James 4:13-15 says, “Come now, you who say, ‘Today or tomorrow, we shall go to such and such a city, and spend a year there and engage in business and make a profit.’ Yet you do not know what your life will be like tomorrow. You are just a vapor that appears for a little while and then vanishes away. Instead, you ought to say, ‘If the Lord wills, we shall live and also do this or that.’ “
That’s a sobering few verses with which to begin the day, but I couldn’t help remembering the gist of them as I stared at my calendar this morning.
We want to live a godly life and there are things that must be done in order for us to live. In the process of getting things in a right order, we sometimes get things out of whack
How many times have I said to God, “Today I have this, this, and this to do. Will you bless my efforts?” When, according to James, I should be saying, “Lord, if You will, then I will live and also do this or that.”

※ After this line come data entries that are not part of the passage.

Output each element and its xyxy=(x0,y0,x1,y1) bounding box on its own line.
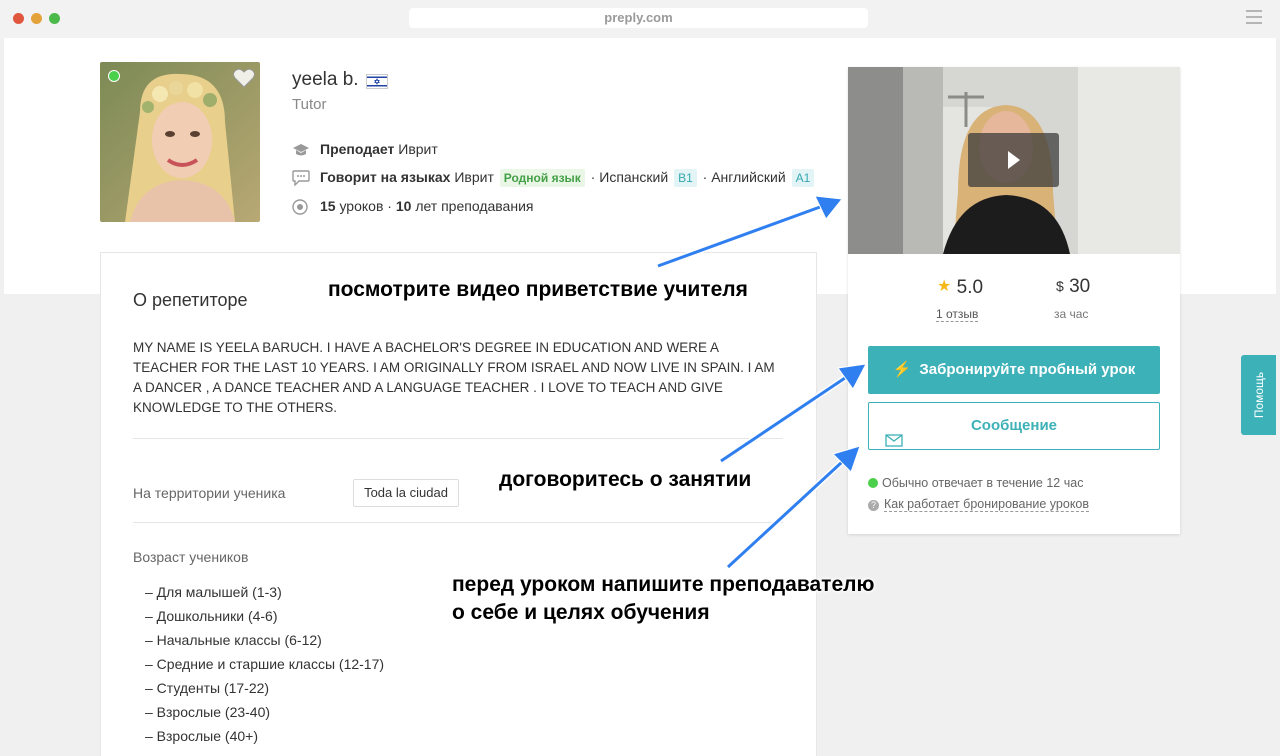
how-booking-works[interactable]: ? Как работает бронирование уроков xyxy=(868,497,1090,512)
tutor-name: yeela b. xyxy=(292,69,359,90)
divider xyxy=(133,522,783,523)
location-label: На территории ученика xyxy=(133,485,286,501)
speaks-row: Говорит на языках Иврит Родной язык · Ис… xyxy=(292,169,816,187)
book-trial-label: Забронируйте пробный урок xyxy=(919,361,1136,378)
lightning-icon: ⚡ xyxy=(892,361,912,378)
play-button[interactable] xyxy=(968,133,1059,187)
annotation-video: посмотрите видео приветствие учителя xyxy=(328,278,748,301)
minimize-window-icon[interactable] xyxy=(31,13,42,24)
response-time: Обычно отвечает в течение 12 час xyxy=(868,476,1083,490)
browser-titlebar: preply.com xyxy=(0,0,1280,38)
list-item: – Взрослые (23-40) xyxy=(145,704,271,720)
price-value: $ 30 xyxy=(1056,276,1090,298)
per-hour-label: за час xyxy=(1054,307,1089,321)
reviews-link[interactable]: 1 отзыв xyxy=(936,307,979,322)
years-label: лет преподавания xyxy=(415,198,534,214)
target-icon xyxy=(292,199,310,215)
question-icon: ? xyxy=(868,500,879,511)
annotation-message-line1: перед уроком напишите преподавателю xyxy=(452,573,875,596)
star-icon: ★ xyxy=(937,278,952,295)
rating-number: 5.0 xyxy=(956,277,984,298)
message-label: Сообщение xyxy=(970,417,1058,434)
israel-flag-icon xyxy=(366,74,388,89)
graduation-cap-icon xyxy=(292,142,310,158)
online-dot-icon xyxy=(868,478,878,488)
message-button[interactable]: Сообщение xyxy=(868,402,1160,450)
envelope-icon xyxy=(885,420,903,466)
lessons-label: уроков xyxy=(339,198,384,214)
chat-bubble-icon xyxy=(292,170,310,187)
list-item: – Для малышей (1-3) xyxy=(145,584,282,600)
annotation-book: договоритесь о занятии xyxy=(499,468,752,491)
book-trial-button[interactable]: ⚡ Забронируйте пробный урок xyxy=(868,346,1160,394)
list-item: – Начальные классы (6-12) xyxy=(145,632,322,648)
teaches-row: Преподает Иврит xyxy=(292,141,438,158)
help-tab[interactable]: Помощь xyxy=(1241,355,1276,435)
teaches-value: Иврит xyxy=(398,141,438,157)
divider xyxy=(133,438,783,439)
response-time-text: Обычно отвечает в течение 12 час xyxy=(882,476,1084,490)
teaches-label: Преподает xyxy=(320,141,395,157)
about-text: MY NAME IS YEELA BARUCH. I HAVE A BACHEL… xyxy=(133,340,775,415)
speaks-label: Говорит на языках xyxy=(320,169,451,185)
tutor-role: Tutor xyxy=(292,96,327,113)
age-label: Возраст учеников xyxy=(133,549,249,565)
currency-symbol: $ xyxy=(1056,278,1064,294)
list-item: – Студенты (17-22) xyxy=(145,680,270,696)
close-window-icon[interactable] xyxy=(13,13,24,24)
language-name: Испанский xyxy=(599,169,669,185)
list-item: – Взрослые (40+) xyxy=(145,728,258,744)
list-item: – Дошкольники (4-6) xyxy=(145,608,278,624)
help-label: Помощь xyxy=(1251,371,1266,419)
how-booking-works-link[interactable]: Как работает бронирование уроков xyxy=(884,497,1090,512)
price-number: 30 xyxy=(1069,276,1091,297)
online-status-indicator xyxy=(108,70,120,82)
years-count: 10 xyxy=(395,198,412,214)
language-name: Иврит xyxy=(454,169,494,185)
rating-value: ★ 5.0 xyxy=(937,276,983,299)
language-level-badge: A1 xyxy=(791,169,815,187)
language-level-badge: B1 xyxy=(674,169,697,187)
language-level-badge: Родной язык xyxy=(499,169,585,187)
list-item: – Средние и старшие классы (12-17) xyxy=(145,656,385,672)
hamburger-menu-icon[interactable] xyxy=(1246,10,1262,24)
annotation-message-line2: о себе и целях обучения xyxy=(452,601,710,624)
language-name: Английский xyxy=(711,169,786,185)
maximize-window-icon[interactable] xyxy=(49,13,60,24)
about-title: О репетиторе xyxy=(133,290,248,310)
age-groups-list: – Для малышей (1-3) – Дошкольники (4-6) … xyxy=(145,580,384,748)
address-bar[interactable]: preply.com xyxy=(409,8,868,28)
location-tag: Toda la ciudad xyxy=(353,479,459,507)
heart-icon[interactable] xyxy=(233,68,255,88)
lessons-count: 15 xyxy=(320,198,336,214)
experience-row: 15 уроков · 10 лет преподавания xyxy=(292,198,533,215)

The gist of it is what is God’s will for me and for you today?
Someone from the Thursday Bible study asked me yesterday the timespan between Exodus 28-29 and Leviticus 8. I knew I had the answer from when we studied the Pentateuch but I had to make sure and it still surprised me.
Although I don’t have the actual time frame between those chapters, I do know based on the dates in the Scripture, that the time between the completion of the Tabernacle (the transportable tabernacle, not the Temple) and the first census being taken in Numbers is only one month.
During that month, the Israelites, living in the Sinai wilderness got more instruction from God and followed them (until two of Aaron’s sons entered the tabernacle with strange fire and God smote them). During that time the priests were ordained and consecrated. There was more going on, too, but still it amazes me at what God willed for them to do in that time period and they did.
As I think further about that in light of James, I think of application for us:
1. As Moses met with God at the door of the tent of meeting to understand God’s plan for him and the people, so we must meet with God in order to know His plans/will for us. Our line of communication must be unobstructed and kept open.
2. As two of Aaron’s sons, priests, had the right intent (in their minds) in bringing the fire to the altar, it was not God’s will nor part of his instruction that the priests do this. So, because they were outside of God’s will, they perished. Therefore, obedience to God’s will is more important and life-saving than what we think is best, even when His will and ways don’t make sense to our small minds. God desires our obedience. Period.
3. This one will minister to parents of adult children more than those who still have little ones at home. But, as Aaron had two sons who disobeyed God’s instructions, sometimes parents with adult children struggle through the decisions they see their children making because their wisdom and experience and their knowledge of God (most important) tells them it’s a mistake. Yet, when they try to persuade their children to not follow this path of destruction, the children do it anyway and the consequences are devastating. When we go back and read about Aaron, God did not punish him for his sons’ disobedience. The sons were accountable to God for their poor, death-resulting choice. So it is with us.
If you’ve got things planned to do today, I suggest we stop and get our focus back on God, meet with Him and ask Him what He desires us to do today and walk in obedience to His will for us.